In the mathematical field of differential geometry, a maximal surface is a certain kind of submanifold of a Lorentzian manifold. Precisely, given a Lorentzian manifold (M, g), a maximal surface is a spacelike submanifold of M whose mean curvature is zero. As such, maximal surfaces in Lorentzian geometry are directly analogous to minimal surfaces in Riemannian geometry. The difference in terminology between the two settings has to do with the fact that small regions in maximal surfaces are local maximizers of the area functional, while small regions in minimal surfaces are local minimizers of the area functional.

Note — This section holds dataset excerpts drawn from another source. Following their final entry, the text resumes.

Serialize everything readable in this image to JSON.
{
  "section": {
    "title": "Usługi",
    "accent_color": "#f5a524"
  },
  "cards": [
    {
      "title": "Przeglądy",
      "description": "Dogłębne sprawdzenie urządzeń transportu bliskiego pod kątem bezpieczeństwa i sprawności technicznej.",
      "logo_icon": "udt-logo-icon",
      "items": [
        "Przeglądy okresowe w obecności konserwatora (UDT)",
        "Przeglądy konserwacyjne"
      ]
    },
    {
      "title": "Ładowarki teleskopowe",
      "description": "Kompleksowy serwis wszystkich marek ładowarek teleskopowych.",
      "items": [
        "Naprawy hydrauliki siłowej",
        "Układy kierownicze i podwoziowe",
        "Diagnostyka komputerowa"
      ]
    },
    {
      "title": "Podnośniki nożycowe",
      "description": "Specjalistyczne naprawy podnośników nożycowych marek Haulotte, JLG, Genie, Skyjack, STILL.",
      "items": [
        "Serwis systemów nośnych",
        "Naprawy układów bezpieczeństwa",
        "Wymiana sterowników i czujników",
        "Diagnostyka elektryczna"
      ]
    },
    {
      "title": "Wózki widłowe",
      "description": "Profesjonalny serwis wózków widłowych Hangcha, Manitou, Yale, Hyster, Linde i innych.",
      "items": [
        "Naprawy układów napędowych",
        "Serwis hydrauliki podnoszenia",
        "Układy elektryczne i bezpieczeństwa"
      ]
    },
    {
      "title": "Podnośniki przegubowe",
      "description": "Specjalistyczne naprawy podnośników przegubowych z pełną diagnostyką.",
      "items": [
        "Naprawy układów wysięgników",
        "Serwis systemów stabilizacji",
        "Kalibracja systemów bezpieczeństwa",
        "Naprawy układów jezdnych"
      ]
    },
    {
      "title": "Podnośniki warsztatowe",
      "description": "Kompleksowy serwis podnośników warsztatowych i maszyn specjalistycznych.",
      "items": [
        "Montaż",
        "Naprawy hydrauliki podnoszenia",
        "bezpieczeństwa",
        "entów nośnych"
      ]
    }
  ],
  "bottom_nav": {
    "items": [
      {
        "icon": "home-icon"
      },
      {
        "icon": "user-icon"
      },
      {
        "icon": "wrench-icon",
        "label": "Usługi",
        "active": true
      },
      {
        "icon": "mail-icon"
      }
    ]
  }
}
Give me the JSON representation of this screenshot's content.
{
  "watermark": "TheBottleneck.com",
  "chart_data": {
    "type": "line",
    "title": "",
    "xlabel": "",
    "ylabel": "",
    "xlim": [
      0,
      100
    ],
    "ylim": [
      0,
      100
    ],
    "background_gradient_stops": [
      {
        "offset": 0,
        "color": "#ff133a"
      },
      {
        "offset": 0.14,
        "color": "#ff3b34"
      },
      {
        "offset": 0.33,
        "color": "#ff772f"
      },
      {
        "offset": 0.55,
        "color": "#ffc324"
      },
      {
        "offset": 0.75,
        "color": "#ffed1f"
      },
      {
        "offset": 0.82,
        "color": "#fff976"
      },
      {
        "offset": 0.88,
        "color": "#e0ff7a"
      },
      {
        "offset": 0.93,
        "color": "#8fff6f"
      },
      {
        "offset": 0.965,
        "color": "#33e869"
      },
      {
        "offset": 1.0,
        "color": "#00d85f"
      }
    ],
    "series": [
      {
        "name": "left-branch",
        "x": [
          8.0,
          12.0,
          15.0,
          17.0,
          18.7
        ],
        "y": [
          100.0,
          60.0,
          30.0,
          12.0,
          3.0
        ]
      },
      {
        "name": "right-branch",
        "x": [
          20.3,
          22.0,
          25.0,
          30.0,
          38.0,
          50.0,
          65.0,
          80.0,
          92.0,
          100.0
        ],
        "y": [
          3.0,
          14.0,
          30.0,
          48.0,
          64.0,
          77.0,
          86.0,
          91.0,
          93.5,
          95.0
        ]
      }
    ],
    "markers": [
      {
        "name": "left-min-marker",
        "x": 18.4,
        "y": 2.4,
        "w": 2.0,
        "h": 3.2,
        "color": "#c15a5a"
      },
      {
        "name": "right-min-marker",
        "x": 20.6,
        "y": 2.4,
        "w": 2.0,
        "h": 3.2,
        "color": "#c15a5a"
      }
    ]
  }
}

In 1976, Shiu-Yuen Cheng and Shing-Tung Yau resolved the Bernstein problem for maximal surfaces of Minkowski space which are properly embedded, showing that any such hypersurface is a plane. This was part of the body of work for which Yau was awarded the Fields Medal in 1982. The Bernstein problem was originally posed by Eugenio Calabi in 1970, who proved some special cases of the result. Simple examples show that there are a number of hypersurfaces of Minkowski space of zero mean curvature which fail to be spacelike.

By an extension of Cheng and Yau's methods, Kazuo Akutagawa considered the case of spacelike hypersurfaces of constant mean curvature in Lorentzian manifolds of positive constant curvature, such as de Sitter space. Luis Alías, Alfonso Romero, and Miguel Sánchez proved a version of Cheng and Yau's result, replacing Minkowski space by the warped product of a closed Riemannian manifold with an interval.

As a problem of partial differential equations, Robert Bartnik and Leon Simon studied the boundary-value problem for maximal surfaces in Minkowski space. The general existence of maximal hypersurfaces in asymptotically flat Lorentzian manifolds, due to Bartnik, is significant in Demetrios Christodoulou and Sergiu Klainerman's renowned proof of the nonlinear stability of Minkowski space under the Einstein field equations. They use a maximal slicing of a general spacetime; the same approach is common in numerical relativity.